I wrote this for Submerge Magazine a while ago - thought you might - TopicsExpress



          

I wrote this for Submerge Magazine a while ago - thought you might like it..? On 14 October 2012 the virtual world came to a standstill – a man jumps from 39 km’s above the earth surface and freefalls twittering to fame in less than 10 minutes. The world is in awe at this accomplishment as Felix Baumgartner breaks the 52 year old record of 31 km set by Joe Kittinger on 16 August 1960… What blew my mind was not so much the amazing technology, the sheer guts, or the three world records that was shattered (and highly unlikely to be broken again), but the total ignorance, lack of awareness and total indifference to an event that occurred 7 months earlier, took years in planning, literally millions of Dollars and was technologically a thousand times more advanced than a helium filled balloon… James Cameron took the Deep Sea Challenger 10.99 km in the Challenger deep on 26 March 2012 and failed to break a 52 year old record set by Walsh and Piccard on 23 January 1960 by a mere 12.5 m…( there is a bottom after all!).
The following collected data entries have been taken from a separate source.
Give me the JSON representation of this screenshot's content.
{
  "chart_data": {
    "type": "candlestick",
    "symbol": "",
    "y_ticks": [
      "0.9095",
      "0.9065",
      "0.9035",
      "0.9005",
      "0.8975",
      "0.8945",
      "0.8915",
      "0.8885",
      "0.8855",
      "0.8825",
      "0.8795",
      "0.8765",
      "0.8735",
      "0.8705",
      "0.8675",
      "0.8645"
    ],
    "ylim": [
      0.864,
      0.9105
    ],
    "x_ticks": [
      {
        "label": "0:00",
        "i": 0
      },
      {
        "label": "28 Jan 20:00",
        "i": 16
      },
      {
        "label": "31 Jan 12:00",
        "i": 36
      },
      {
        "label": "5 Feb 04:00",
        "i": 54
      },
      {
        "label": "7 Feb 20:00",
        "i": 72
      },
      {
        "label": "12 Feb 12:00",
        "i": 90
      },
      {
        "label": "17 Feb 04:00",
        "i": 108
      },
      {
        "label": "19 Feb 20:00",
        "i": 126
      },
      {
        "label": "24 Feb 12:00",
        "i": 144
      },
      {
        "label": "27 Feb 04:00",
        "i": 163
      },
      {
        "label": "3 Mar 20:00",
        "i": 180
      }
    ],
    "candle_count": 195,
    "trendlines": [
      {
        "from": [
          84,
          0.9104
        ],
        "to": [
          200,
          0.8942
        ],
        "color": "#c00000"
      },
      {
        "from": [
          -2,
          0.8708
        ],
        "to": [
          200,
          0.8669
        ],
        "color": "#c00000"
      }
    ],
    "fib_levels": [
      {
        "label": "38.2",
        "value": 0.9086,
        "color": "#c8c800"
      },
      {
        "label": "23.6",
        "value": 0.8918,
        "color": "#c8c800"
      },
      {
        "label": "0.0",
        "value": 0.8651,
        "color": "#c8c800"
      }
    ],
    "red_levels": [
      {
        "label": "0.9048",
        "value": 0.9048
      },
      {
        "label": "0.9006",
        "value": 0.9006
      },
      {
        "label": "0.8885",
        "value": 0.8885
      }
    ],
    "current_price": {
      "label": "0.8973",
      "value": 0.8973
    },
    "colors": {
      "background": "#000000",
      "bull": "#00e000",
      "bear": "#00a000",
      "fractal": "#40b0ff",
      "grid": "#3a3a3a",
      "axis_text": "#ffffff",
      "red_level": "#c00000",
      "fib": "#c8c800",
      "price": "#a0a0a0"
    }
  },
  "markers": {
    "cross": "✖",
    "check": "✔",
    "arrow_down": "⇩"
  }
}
What worried me was that Mr Cameron was very likely to have run into a plastic bag down there, or possibly a rusty tin can. Space is infinite – had Felix looked up (I’m sure he did) he must have seen an endless void speckled with possibilities…James Cameron was at the deepest part of our planet and knows that there is nothing more (maybe another 12.5 metres but that’s it!) The dark abyss does not lend itself to twitter feeds and worldwide live streaming; nor does it make for enthralling vistas that stretch endlessly, at most a few measly metres lit by powerful spotlight becomes the world – interspersed with tantalizing glimpse of alien life forms on the edge of the beams. But this is where we live, this is all we have, and if we keep generating more trash, burn fossil fuels indiscriminately and harvest without worrying about sustainability, we will never know what that shape at the edge of the light was. Felix Baumgartner saw our planet from the outside – he saw the curvature and knows that it has an end – James Cameron saw it from inside. Everything in between what these two men saw is ours, it has limits – what are you going to do with your bit today?